“Troy and I dated for about three months. He seemed normal at first—sweet, attentive, all the things you want in a boyfriend. But then I walked in on something I wasn’t supposed to see.”
 
 She describes the scene in Troy’s apartment, the strange men, the money changing hands while her boyfriend stood in the center of it all like some kind of crime boss. My jaw ticks as I listen, imagining her terror in that moment.
 
 “What kind of operation?” I ask.
 
 “I don’t know exactly. Drugs, maybe? Weapons? Whatever it was, it involved a lot of cash and men who looked like they’d kill me for seeing it.”
 
 “So you broke up with him.”
 
 “That night. I thought that would be the end of it.” She lets out a bitter laugh. “I was so naive.”
 
 The stalking came next—the constant texts, showing up at her apartment, and following her to work and the grocery store and anywhere else she tried to go. When she went to the police, they brushed her off, which tells me they’d been paid to look the other way.
 
 “I’ve been staying in different hotels every few nights, and I haven’t been to work in weeks,” she continues. “My savings are almost gone, but what choice do I have? Going home means making myself a sitting duck.”
 
 As she talks, I watch her face. The fear is real; it’s obvious in the lines around her eyes and the way she keeps glancing toward the windows. But there’s something else too—relief. Like she’s been carrying this burden alone for so long that finally having someone to share it with is a physical weight lifted from her shoulders.
 
 “How did he find you today?” I ask.
 
 “I don’t know. I was so careful. I thought I lost him after switching hotels last night.”
 
 “He’s not working alone. Men like that… They have networks. Resources. Ways of tracking people that the average person doesn’t think about.”
 
 Her face pales. “What do you mean?”
 
 “Credit cards, cell phone pings, facial recognition software. If he’s connected to the right people, staying hidden becomes a lot harder.”
 
 “Are you saying I can’t escape him?”
 
 The desperation in her voice nearly breaks me. She’s been running scared for weeks, burning through her money and her sanity, all because some small-time gangster can’t accept rejection. The thought of her lying awake in cheap hotel rooms, jumping at every sound, makes me want to hunt Troy down and show him what real fear looks like.
 
 “I’m saying you don’t have to run anymore,” I tell her. “Not from him.”
 
 She squints at me and asks, “What does that mean?”
 
 I reach over and take her hand.
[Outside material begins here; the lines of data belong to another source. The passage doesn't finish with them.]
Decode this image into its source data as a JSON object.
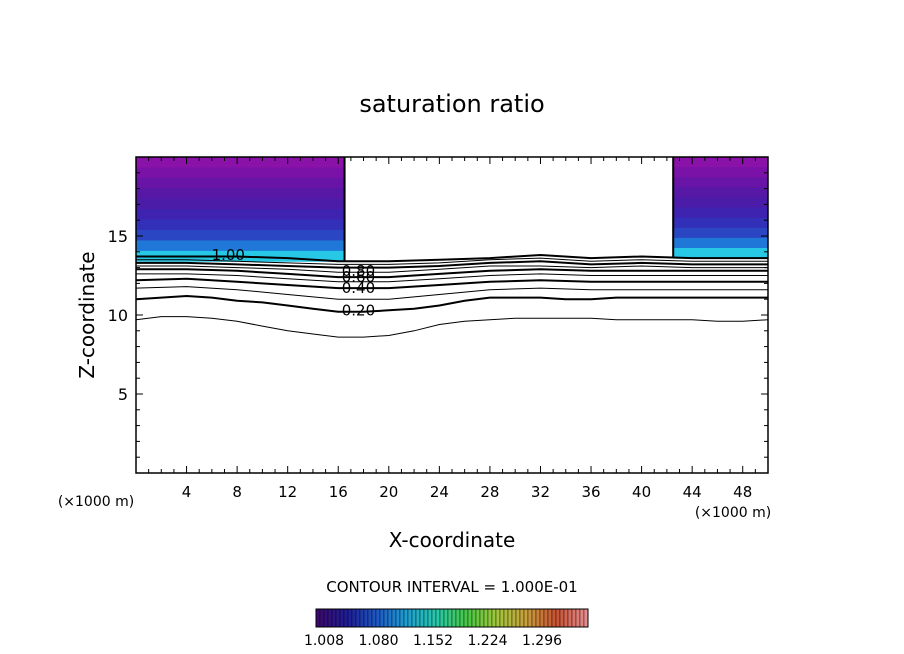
{
  "chart_data": {
    "type": "contour",
    "title": "saturation ratio",
    "xlabel": "X-coordinate",
    "ylabel": "Z-coordinate",
    "x_unit": "(×1000 m)",
    "z_unit": "(×1000 m)",
    "xlim": [
      0,
      50
    ],
    "ylim": [
      0,
      20
    ],
    "x_ticks": [
      4,
      8,
      12,
      16,
      20,
      24,
      28,
      32,
      36,
      40,
      44,
      48
    ],
    "y_ticks": [
      5,
      10,
      15
    ],
    "contour_interval_label": "CONTOUR INTERVAL = 1.000E-01",
    "contour_labels": [
      {
        "text": "1.00",
        "x": 7.3,
        "z": 13.8
      },
      {
        "text": "0.80",
        "x": 17.6,
        "z": 12.8
      },
      {
        "text": "0.60",
        "x": 17.6,
        "z": 12.4
      },
      {
        "text": "0.40",
        "x": 17.6,
        "z": 11.7
      },
      {
        "text": "0.20",
        "x": 17.6,
        "z": 10.3
      }
    ],
    "contour_lines": [
      {
        "level": 0.1,
        "x": [
          0,
          2,
          4,
          6,
          8,
          10,
          12,
          14,
          16,
          18,
          20,
          22,
          24,
          26,
          28,
          30,
          32,
          34,
          36,
          38,
          40,
          42,
          44,
          46,
          48,
          50
        ],
        "z": [
          9.7,
          9.9,
          9.9,
          9.8,
          9.6,
          9.3,
          9.0,
          8.8,
          8.6,
          8.6,
          8.7,
          9.0,
          9.4,
          9.6,
          9.7,
          9.8,
          9.8,
          9.8,
          9.8,
          9.7,
          9.7,
          9.7,
          9.7,
          9.6,
          9.6,
          9.7
        ]
      },
      {
        "level": 0.2,
        "x": [
          0,
          2,
          4,
          6,
          8,
          10,
          12,
          14,
          16,
          18,
          20,
          22,
          24,
          26,
          28,
          30,
          32,
          34,
          36,
          38,
          40,
          42,
          44,
          46,
          48,
          50
        ],
        "z": [
          11.0,
          11.1,
          11.2,
          11.1,
          10.9,
          10.8,
          10.6,
          10.4,
          10.2,
          10.2,
          10.3,
          10.4,
          10.6,
          10.9,
          11.1,
          11.1,
          11.1,
          11.0,
          11.0,
          11.1,
          11.1,
          11.1,
          11.1,
          11.1,
          11.1,
          11.1
        ]
      },
      {
        "level": 0.3,
        "x": [
          0,
          4,
          8,
          12,
          16,
          20,
          24,
          28,
          32,
          36,
          40,
          44,
          48,
          50
        ],
        "z": [
          11.7,
          11.8,
          11.6,
          11.3,
          11.0,
          11.0,
          11.3,
          11.6,
          11.7,
          11.6,
          11.6,
          11.6,
          11.6,
          11.6
        ]
      },
      {
        "level": 0.4,
        "x": [
          0,
          4,
          8,
          12,
          16,
          20,
          24,
          28,
          32,
          36,
          40,
          44,
          48,
          50
        ],
        "z": [
          12.2,
          12.3,
          12.1,
          11.9,
          11.7,
          11.7,
          11.9,
          12.1,
          12.2,
          12.1,
          12.1,
          12.1,
          12.1,
          12.1
        ]
      },
      {
        "level": 0.5,
        "x": [
          0,
          4,
          8,
          12,
          16,
          20,
          24,
          28,
          32,
          36,
          40,
          44,
          48,
          50
        ],
        "z": [
          12.6,
          12.6,
          12.5,
          12.3,
          12.1,
          12.1,
          12.3,
          12.5,
          12.6,
          12.5,
          12.5,
          12.5,
          12.5,
          12.5
        ]
      },
      {
        "level": 0.6,
        "x": [
          0,
          4,
          8,
          12,
          16,
          20,
          24,
          28,
          32,
          36,
          40,
          44,
          48,
          50
        ],
        "z": [
          12.9,
          12.9,
          12.8,
          12.6,
          12.4,
          12.4,
          12.6,
          12.8,
          12.9,
          12.8,
          12.8,
          12.8,
          12.8,
          12.8
        ]
      },
      {
        "level": 0.7,
        "x": [
          0,
          4,
          8,
          12,
          16,
          20,
          24,
          28,
          32,
          36,
          40,
          44,
          48,
          50
        ],
        "z": [
          13.1,
          13.1,
          13.0,
          12.9,
          12.7,
          12.7,
          12.9,
          13.1,
          13.1,
          13.0,
          13.1,
          13.0,
          13.0,
          13.0
        ]
      },
      {
        "level": 0.8,
        "x": [
          0,
          4,
          8,
          12,
          16,
          20,
          24,
          28,
          32,
          36,
          40,
          44,
          48,
          50
        ],
        "z": [
          13.3,
          13.3,
          13.2,
          13.1,
          13.0,
          13.0,
          13.1,
          13.3,
          13.4,
          13.2,
          13.3,
          13.2,
          13.2,
          13.2
        ]
      },
      {
        "level": 0.9,
        "x": [
          0,
          4,
          8,
          12,
          16,
          20,
          24,
          28,
          32,
          36,
          40,
          44,
          48,
          50
        ],
        "z": [
          13.5,
          13.5,
          13.4,
          13.3,
          13.2,
          13.2,
          13.3,
          13.5,
          13.6,
          13.4,
          13.5,
          13.4,
          13.4,
          13.4
        ]
      },
      {
        "level": 1.0,
        "x": [
          0,
          4,
          8,
          12,
          16,
          20,
          24,
          28,
          32,
          36,
          40,
          44,
          48,
          50
        ],
        "z": [
          13.7,
          13.7,
          13.7,
          13.6,
          13.4,
          13.4,
          13.5,
          13.6,
          13.8,
          13.6,
          13.7,
          13.6,
          13.6,
          13.6
        ]
      }
    ],
    "supersaturated_regions": [
      {
        "x_range": [
          0,
          16.5
        ],
        "z_range": [
          13.4,
          20
        ]
      },
      {
        "x_range": [
          42.5,
          50
        ],
        "z_range": [
          13.6,
          20
        ]
      }
    ],
    "colorbar": {
      "ticks": [
        "1.008",
        "1.080",
        "1.152",
        "1.224",
        "1.296"
      ],
      "colors": [
        "#3c0a6e",
        "#1e1e96",
        "#1e5ac8",
        "#1ea0d2",
        "#28c8aa",
        "#46c846",
        "#a0c83c",
        "#c8a03c",
        "#c85032",
        "#e68c8c"
      ]
    },
    "fill_colors": [
      "#8a12a8",
      "#7a12a8",
      "#6814a6",
      "#5818a6",
      "#4a1ca8",
      "#3e22b0",
      "#3230b8",
      "#2a46c2",
      "#1f78d8",
      "#26c8e6"
    ]
  }
}
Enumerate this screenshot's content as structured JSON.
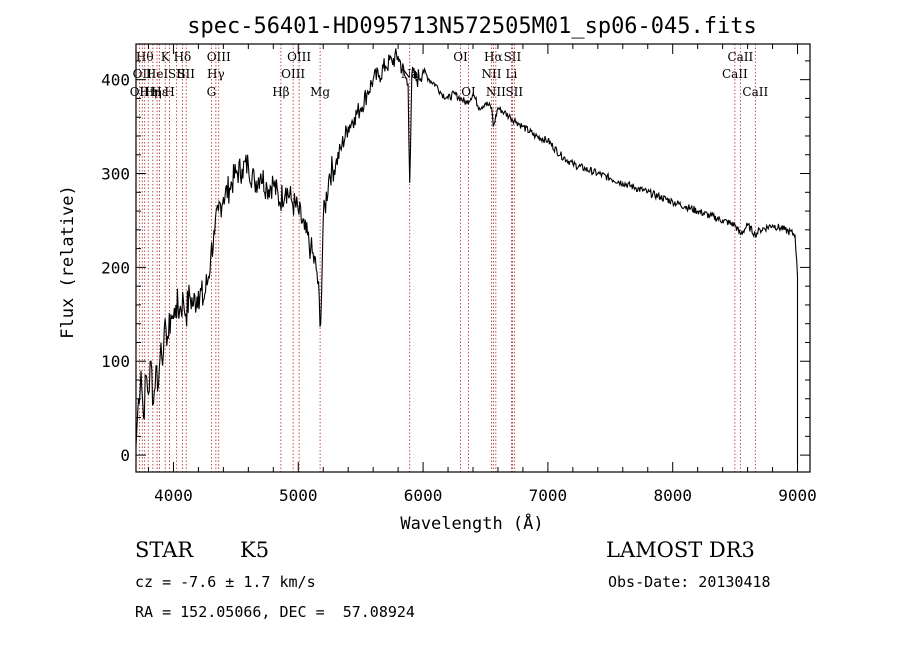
{
  "chart_data": {
    "type": "line",
    "title": "spec-56401-HD095713N572505M01_sp06-045.fits",
    "xlabel": "Wavelength (Å)",
    "ylabel": "Flux (relative)",
    "xlim": [
      3700,
      9100
    ],
    "ylim": [
      -18,
      438
    ],
    "xticks": [
      4000,
      5000,
      6000,
      7000,
      8000,
      9000
    ],
    "yticks": [
      0,
      100,
      200,
      300,
      400
    ],
    "grid": false,
    "series": [
      {
        "x": [
          3700,
          3720,
          3740,
          3760,
          3780,
          3800,
          3820,
          3840,
          3860,
          3880,
          3900,
          3920,
          3940,
          3960,
          3980,
          4000,
          4020,
          4050,
          4080,
          4100,
          4130,
          4160,
          4200,
          4240,
          4280,
          4300,
          4330,
          4360,
          4400,
          4450,
          4500,
          4550,
          4600,
          4650,
          4700,
          4750,
          4800,
          4850,
          4900,
          4950,
          5000,
          5050,
          5100,
          5150,
          5180,
          5200,
          5250,
          5300,
          5350,
          5400,
          5450,
          5500,
          5550,
          5600,
          5650,
          5700,
          5750,
          5800,
          5850,
          5880,
          5893,
          5910,
          5950,
          6000,
          6050,
          6100,
          6150,
          6200,
          6250,
          6300,
          6350,
          6400,
          6450,
          6500,
          6550,
          6563,
          6600,
          6650,
          6700,
          6750,
          6800,
          6900,
          7000,
          7100,
          7200,
          7300,
          7400,
          7500,
          7600,
          7700,
          7800,
          7900,
          8000,
          8100,
          8200,
          8300,
          8400,
          8500,
          8542,
          8600,
          8662,
          8700,
          8800,
          8900,
          8980,
          9000
        ],
        "y": [
          10,
          60,
          90,
          40,
          85,
          65,
          100,
          55,
          95,
          75,
          120,
          110,
          135,
          125,
          150,
          145,
          160,
          155,
          165,
          150,
          170,
          160,
          175,
          165,
          190,
          215,
          235,
          260,
          275,
          285,
          300,
          305,
          310,
          290,
          300,
          285,
          290,
          270,
          285,
          270,
          260,
          240,
          220,
          195,
          140,
          250,
          300,
          310,
          330,
          350,
          360,
          370,
          385,
          400,
          405,
          415,
          420,
          425,
          405,
          395,
          290,
          405,
          400,
          410,
          400,
          395,
          385,
          380,
          385,
          380,
          375,
          385,
          370,
          375,
          370,
          350,
          370,
          365,
          360,
          355,
          350,
          340,
          335,
          320,
          310,
          305,
          300,
          295,
          290,
          285,
          280,
          275,
          270,
          265,
          260,
          255,
          250,
          245,
          235,
          245,
          235,
          240,
          245,
          240,
          235,
          190
        ]
      }
    ],
    "lines": [
      {
        "x": 3727,
        "label": "OII",
        "row": 3
      },
      {
        "x": 3750,
        "label": "OII",
        "row": 2
      },
      {
        "x": 3770,
        "label": "Hθ",
        "row": 1
      },
      {
        "x": 3798,
        "label": "Hη",
        "row": 3
      },
      {
        "x": 3835,
        "label": "Hη",
        "row": 3
      },
      {
        "x": 3869,
        "label": "HeI",
        "row": 2
      },
      {
        "x": 3889,
        "label": "Hε",
        "row": 3
      },
      {
        "x": 3934,
        "label": "K",
        "row": 1
      },
      {
        "x": 3969,
        "label": "H",
        "row": 3
      },
      {
        "x": 4026,
        "label": "SII",
        "row": 2
      },
      {
        "x": 4072,
        "label": "Hδ",
        "row": 1
      },
      {
        "x": 4102,
        "label": "SII",
        "row": 2
      },
      {
        "x": 4304,
        "label": "G",
        "row": 3
      },
      {
        "x": 4340,
        "label": "Hγ",
        "row": 2
      },
      {
        "x": 4363,
        "label": "OIII",
        "row": 1
      },
      {
        "x": 4861,
        "label": "Hβ",
        "row": 3
      },
      {
        "x": 4959,
        "label": "OIII",
        "row": 2
      },
      {
        "x": 5007,
        "label": "OIII",
        "row": 1
      },
      {
        "x": 5175,
        "label": "Mg",
        "row": 3
      },
      {
        "x": 5893,
        "label": "Na",
        "row": 2
      },
      {
        "x": 6300,
        "label": "OI",
        "row": 1
      },
      {
        "x": 6364,
        "label": "OI",
        "row": 3
      },
      {
        "x": 6548,
        "label": "NII",
        "row": 2
      },
      {
        "x": 6563,
        "label": "Hα",
        "row": 1
      },
      {
        "x": 6583,
        "label": "NII",
        "row": 3
      },
      {
        "x": 6708,
        "label": "Li",
        "row": 2
      },
      {
        "x": 6716,
        "label": "SII",
        "row": 1
      },
      {
        "x": 6731,
        "label": "SII",
        "row": 3
      },
      {
        "x": 8498,
        "label": "CaII",
        "row": 2
      },
      {
        "x": 8542,
        "label": "CaII",
        "row": 1
      },
      {
        "x": 8662,
        "label": "CaII",
        "row": 3
      }
    ]
  },
  "info": {
    "class": "STAR",
    "subclass": "K5",
    "survey": "LAMOST DR3",
    "cz": "cz = -7.6 ± 1.7 km/s",
    "obs_date": "Obs-Date: 20130418",
    "radec": "RA = 152.05066, DEC =  57.08924"
  }
}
Her fingers are ice cold despite the hot day, another sign of how much stress she’s been under.
 
 “It means you’re under my protection now. Troy and his friend out there? They’re about to learn that some people are off limits.”
 
 “Maksim, you don’t understand. He’s dangerous. The men he works with—”
 
 “So am I.”
 
 She flinches as I make the declaration. Good. She needs to understand what she’s dealing with, even if it scares her a little.
 
 “I don’t know what kind of small-time operation Troy thinks he’s running,” I continue, “but it’s nothing compared to what I do. He’s a minnow trying to swim with sharks, and he just made the mistake of targeting something that belongs to me.”
 
 “I don’t belong to anyone.”
 
 “You do now.”
 
 The possessiveness in my voice surprises even me, but I don’t take it back. The moment I saw her terror, the moment I understood what she was running from, something fundamental changed inside me. She’s mine to protect now, mine to keep safe, mine to claim.
 
 She stares at me for a long moment, and I wonder what she sees. A potential savior, or just another dangerous man trying to control her life? The distinction matters less than the outcome—either way, she’s staying with me.
 
 “I can’t ask you to—”
 
 “You’re not asking. I’m telling you how this is going to work.”